Fast forward to present day and even as a 35-year-old I still find it tricky to connect with that 61-year-old man.  Since starting therapy again I’ve presented with the idea that my dad may not have been available as much as he should have been when I was younger.  I’m still working on discovering how this may have effected me as a young boy and teen.

But just this week something happened.  I had missed him on Fathers’ Day.  I tried calling home a couple of times to reach him, but never got through.  He sent me a text the next day saying he was sorry for missing my calls and wanted me to call him back when I got the chance.  So I did.

We spoke for a good hour.  I chatted him up on my struggles and challenges; through therapy and medication; my realizations, uncertainties and self discovery.  I’ve often heard stories of how my dad struggles with his own problems.  He’s struggled with social anxiety and depression too most of his life.  Every year we have a big family reunion in the summer.  My father will normally not make an appearance.  Its been that way for years.

Group settings have and probably will always be tough for him.  And after I opened up to my dad on the phone I was able to fully get why he is the way he is.  I’m that way too.  It became so clear to me in that instance.  We connected on a personal level.  I dare say it had been awhile.  From there the conversation took flight.

Friday night I spoke with my mom.  But, this time I was on the phone with her for two hours.  We tend to do that.  I mentioned how my talk with dad had went so well and that I realized that I was a lot like him in so many ways.  I never thought I’d say that, but it happened.  For years prior I would reject the idea.  There was no way I was going to end up like him or be him or whatever!  Perish the thought!  Yet, it’s as they say, the apple doesn’t fall so far from the tree.

My mom filled me in on other things my dad experienced when they were first together.  Turns out we both struggle with same stuff: depression and anxiety.  My dad, like me, would get down for no apparent reason and sometimes it would last for a week or so. She told me how it used to make her feel like she had done something wrong, but she soon realized that it wasn’t her fault.  Now she just deals with it knowing along the way that it’s just how he is.  The conversation continued.
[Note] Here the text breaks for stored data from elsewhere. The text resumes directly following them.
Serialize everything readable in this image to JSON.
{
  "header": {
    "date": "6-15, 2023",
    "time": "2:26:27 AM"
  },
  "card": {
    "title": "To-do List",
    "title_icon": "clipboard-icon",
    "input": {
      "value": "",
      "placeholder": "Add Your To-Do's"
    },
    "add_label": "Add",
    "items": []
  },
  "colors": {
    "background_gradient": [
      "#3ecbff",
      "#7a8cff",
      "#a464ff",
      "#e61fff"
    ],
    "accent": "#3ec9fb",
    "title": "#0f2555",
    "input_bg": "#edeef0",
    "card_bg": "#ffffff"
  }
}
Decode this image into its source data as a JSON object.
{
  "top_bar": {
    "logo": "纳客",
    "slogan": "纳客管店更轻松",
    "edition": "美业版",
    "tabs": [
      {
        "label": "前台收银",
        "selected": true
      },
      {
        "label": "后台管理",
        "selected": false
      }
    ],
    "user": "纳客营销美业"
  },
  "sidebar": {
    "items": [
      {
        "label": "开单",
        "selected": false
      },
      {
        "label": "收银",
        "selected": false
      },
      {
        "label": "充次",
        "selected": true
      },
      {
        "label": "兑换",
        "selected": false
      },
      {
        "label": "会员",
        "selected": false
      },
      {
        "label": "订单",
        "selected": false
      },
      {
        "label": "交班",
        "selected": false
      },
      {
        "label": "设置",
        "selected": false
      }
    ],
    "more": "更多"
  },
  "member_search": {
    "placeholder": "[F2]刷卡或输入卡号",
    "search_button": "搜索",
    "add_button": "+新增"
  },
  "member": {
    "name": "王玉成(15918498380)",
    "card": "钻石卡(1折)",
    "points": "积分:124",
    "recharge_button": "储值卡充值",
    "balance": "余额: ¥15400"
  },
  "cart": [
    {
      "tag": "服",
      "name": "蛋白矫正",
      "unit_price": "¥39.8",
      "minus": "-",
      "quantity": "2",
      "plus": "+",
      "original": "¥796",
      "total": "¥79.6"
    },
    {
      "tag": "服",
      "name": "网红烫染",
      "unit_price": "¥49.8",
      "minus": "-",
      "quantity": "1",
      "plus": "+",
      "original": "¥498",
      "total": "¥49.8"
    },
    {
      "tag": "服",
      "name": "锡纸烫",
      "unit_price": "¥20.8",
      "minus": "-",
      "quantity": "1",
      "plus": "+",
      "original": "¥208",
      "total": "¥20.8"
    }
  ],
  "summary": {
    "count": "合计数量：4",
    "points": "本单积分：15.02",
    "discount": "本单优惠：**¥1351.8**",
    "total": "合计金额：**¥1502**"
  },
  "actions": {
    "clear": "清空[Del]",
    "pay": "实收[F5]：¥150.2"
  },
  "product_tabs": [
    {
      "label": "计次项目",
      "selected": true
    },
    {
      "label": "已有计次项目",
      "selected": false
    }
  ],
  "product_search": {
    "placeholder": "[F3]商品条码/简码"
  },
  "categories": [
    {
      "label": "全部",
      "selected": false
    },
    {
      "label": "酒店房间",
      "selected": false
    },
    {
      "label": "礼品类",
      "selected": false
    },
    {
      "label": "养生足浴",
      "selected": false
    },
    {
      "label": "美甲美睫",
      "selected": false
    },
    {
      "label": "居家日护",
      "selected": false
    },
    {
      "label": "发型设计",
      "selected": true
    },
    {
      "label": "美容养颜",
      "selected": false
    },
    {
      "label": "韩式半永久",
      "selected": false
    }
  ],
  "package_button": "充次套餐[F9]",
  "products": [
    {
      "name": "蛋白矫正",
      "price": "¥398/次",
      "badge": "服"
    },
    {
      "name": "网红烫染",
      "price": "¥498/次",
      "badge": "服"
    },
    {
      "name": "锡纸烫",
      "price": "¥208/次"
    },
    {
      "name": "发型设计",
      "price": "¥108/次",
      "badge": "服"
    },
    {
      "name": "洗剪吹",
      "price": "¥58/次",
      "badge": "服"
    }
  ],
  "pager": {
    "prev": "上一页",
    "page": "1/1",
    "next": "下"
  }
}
Within a few short days I’ve learned something very valuable.  My dad may not have been available as often as he could’ve been, but now I understand why.  When I get depressed or riddled with anxiety its difficult to be available for anyone let alone myself.  It’s a constant trip between being okay and not.  And when I’m “okay” I’m trying to pick up where I left off and remember where I was at before I fell.  This dance can be taxing.  And through the thick of it you’re trying to keep together the one dynamic that matters most: you.  Family and friends may get the raw end of the deal.  For me, a good even balance is hard to come by.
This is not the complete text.